Anonymous 03/16/15 (Mon) 18:25:32 No. 8496
>>8088 A bit late, but thank you for this image. I've been reading Dostoevsky's The Brother's Karazamov. This image has reassured my convictions on pursuing his work further.
Also, the daoist Lao tzu has now caught my attention, as well as the study of Buddhism. Thanks!
Anonymous 03/16/15 (Mon) 22:41:06 No. 8500
For those apathetic or depressed everything is a means to nothing. We get up because we have to. For others everything is a means to their own happiness. And sadly that's all there is to it.

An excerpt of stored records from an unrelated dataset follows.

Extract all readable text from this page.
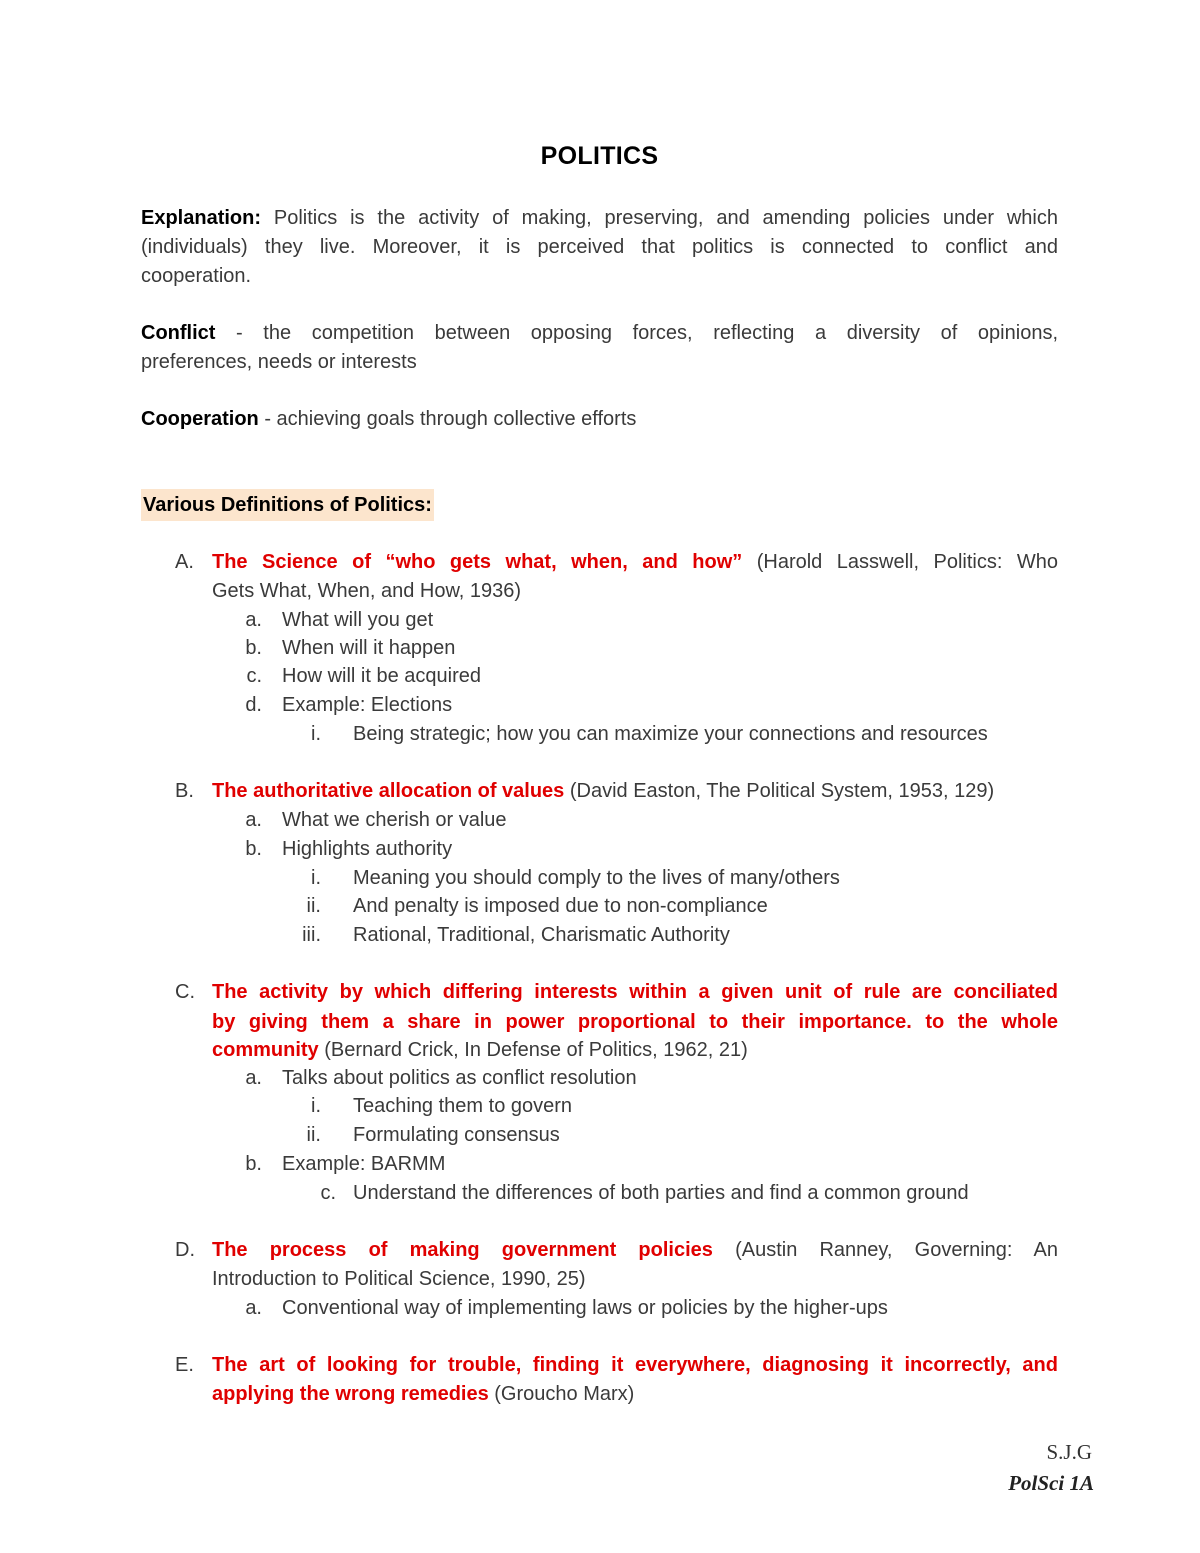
POLITICS
Explanation: Politics is the activity of making, preserving, and amending policies under which
(individuals) they live. Moreover, it is perceived that politics is connected to conflict and
cooperation.
Conflict - the competition between opposing forces, reflecting a diversity of opinions,
preferences, needs or interests
Cooperation - achieving goals through collective efforts
Various Definitions of Politics:
A. The Science of “who gets what, when, and how” (Harold Lasswell, Politics: Who
Gets What, When, and How, 1936)
a. What will you get
b. When will it happen
c. How will it be acquired
d. Example: Elections
i. Being strategic; how you can maximize your connections and resources
B. The authoritative allocation of values (David Easton, The Political System, 1953, 129)
a. What we cherish or value
b. Highlights authority
i. Meaning you should comply to the lives of many/others
ii. And penalty is imposed due to non-compliance
iii. Rational, Traditional, Charismatic Authority
C. The activity by which differing interests within a given unit of rule are conciliated
by giving them a share in power proportional to their importance. to the whole
community (Bernard Crick, In Defense of Politics, 1962, 21)
a. Talks about politics as conflict resolution
i. Teaching them to govern
ii. Formulating consensus
b. Example: BARMM
c. Understand the differences of both parties and find a common ground
D. The process of making government policies (Austin Ranney, Governing: An
Introduction to Political Science, 1990, 25)
a. Conventional way of implementing laws or policies by the higher-ups
E. The art of looking for trouble, finding it everywhere, diagnosing it incorrectly, and
applying the wrong remedies (Groucho Marx)
S.J.G
PolSci 1A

Anonymous 03/17/15 (Tue) 10:17:54 No. 8508
>>8088 If this is 'baby's first existential crisis' what are the next ones?
Anonymous 03/17/15 (Tue) 12:26:45 No. 8509
>>8508 I doubt the title is literal, it is just trying to handle the subject with humor. The whole "baby's first" basically implies that yes, we have all gone through the dreadful existential crisis or will go through it at some time in our lives, but it is nothing new and mankind has been finding ways to handle it for ages.
And, generally, after you find yourself existentially comfortable, you won't have another so long as you stick to whatever path it is you chose. If you do, then you try something else, I guess.